The Raiders are going to be forced to start Matt Leinart in place of injured Carson Palmer, and that means that their offense is going to consist almost exclusively of short passes and dump-offs, because Leinart doesn’t have the arm to go deep or the visision to attack tight holes down field across the middle. In college his arm was limited but at least he was accurate. Now that accuracy seems to have abandoned him and he doesn’t have the kind of big receivers he did at USC to go and get the ball for him, so he is essentially a rich version of me playing quarterback for the Raiders. The team will doubtless work in Terrelle Pryor for some snaps and gimmick plays but it speaks (damning) volumes that they view Leinart as a better option to win the game than him at this stage.
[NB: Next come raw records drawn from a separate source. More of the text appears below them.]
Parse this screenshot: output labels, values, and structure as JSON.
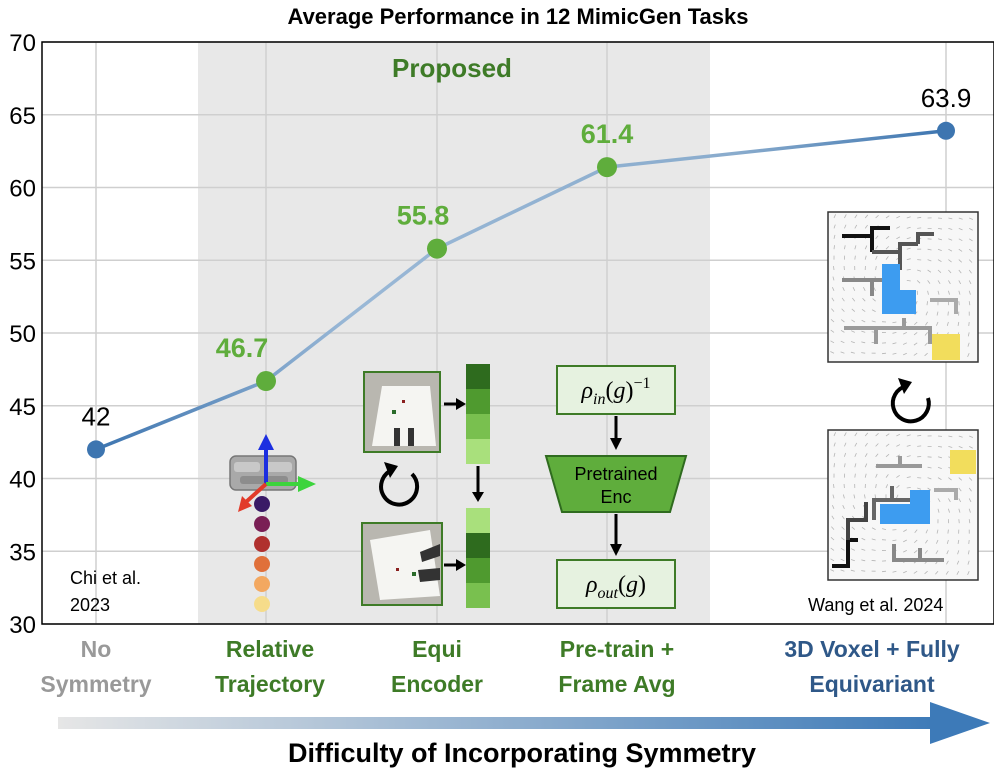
{
  "chart_data": {
    "type": "line",
    "title": "Average Performance in 12 MimicGen Tasks",
    "categories": [
      "No Symmetry",
      "Relative Trajectory",
      "Equi Encoder",
      "Pre-train + Frame Avg",
      "3D Voxel + Fully Equivariant"
    ],
    "category_labels": [
      [
        "No",
        "Symmetry"
      ],
      [
        "Relative",
        "Trajectory"
      ],
      [
        "Equi",
        "Encoder"
      ],
      [
        "Pre-train +",
        "Frame Avg"
      ],
      [
        "3D Voxel + Fully",
        "Equivariant"
      ]
    ],
    "values": [
      42,
      46.7,
      55.8,
      61.4,
      63.9
    ],
    "value_labels": [
      "42",
      "46.7",
      "55.8",
      "61.4",
      "63.9"
    ],
    "proposed": [
      false,
      true,
      true,
      true,
      false
    ],
    "ylim": [
      30,
      70
    ],
    "yticks": [
      30,
      35,
      40,
      45,
      50,
      55,
      60,
      65,
      70
    ],
    "grid": true,
    "shaded_region_label": "Proposed",
    "xlabel": "Difficulty of Incorporating Symmetry",
    "colors": {
      "baseline_point": "#3d75b0",
      "proposed_point": "#5fad3c",
      "line": "#8aaccd",
      "shade": "#e8e8e8",
      "label_gray": "#999999",
      "label_green": "#3e7b27",
      "label_blue": "#2f5888"
    }
  },
  "annotations": {
    "chi": [
      "Chi et al.",
      "2023"
    ],
    "wang": "Wang et al. 2024",
    "rho_in": "ρin(g)−1",
    "enc": [
      "Pretrained",
      "Enc"
    ],
    "rho_out": "ρout(g)"
  }
}
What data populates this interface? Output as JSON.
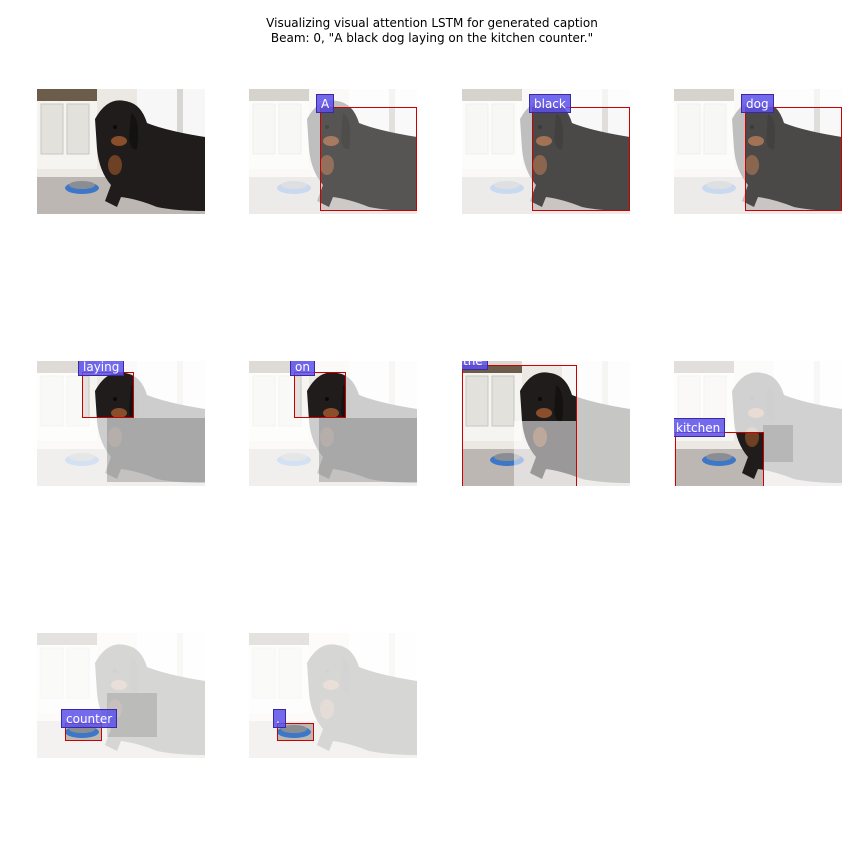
{
  "figure": {
    "title_line1": "Visualizing visual attention LSTM for generated caption",
    "title_line2": "Beam: 0, \"A black dog laying on the kitchen counter.\""
  },
  "steps": [
    {
      "word": ""
    },
    {
      "word": "A"
    },
    {
      "word": "black"
    },
    {
      "word": "dog"
    },
    {
      "word": "laying"
    },
    {
      "word": "on"
    },
    {
      "word": "the"
    },
    {
      "word": "kitchen"
    },
    {
      "word": "counter"
    },
    {
      "word": "."
    }
  ]
}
Jared Veldheer vs. San Diego OLBs

It may get lost in the mess of the Oakland season but LT Jared Veldheer has actually played pretty well. Despite a couple of hiccups along the way, he is currently our 13th ranked OT, having allowed a total of just 33 pressures all season long. He also has a positive run blocking grade, which should make the platoon of San Diego OLBs an interesting contest. Jarrett Johnson has had a down year in a new home but is still a tough assignment in the run game, while Melvin Ingram brings a change of pace as a sub-package rusher, with 32 pressures to his name, second only to Shaun Phillips amongst the position group for the Chargers. Veldheer will likely face three completely different stlyes of players in the Chargers platoon this week, how will he fare against them all?

Containing Marcel Reece

Oakland have one of the league’s most versatile offensive weapons in FB Marcel Reece. Before this season we already knew he could block and catch the ball, but he showed when McFadden went down again this year that he could also be relied upon as a pure ball carrier, and better than McFadden can be. On any given play Reece can run the ball, lay impressive lead blocks from the full back position, or even split out wide and do a pretty good impression of a wide receiver running down field. That is Percy Harvin levels of versatility, if only the Raiders were more prepared to make better use of it.

Unless they decide to revamp the offense just for this game we are unlikely to see Reece made a major feature of it, but it is worth watching him anyway for the few plays each game where he shows how effective he can be. The entire San Diego defense is likely to be tasked with dealing with him at some point in the day.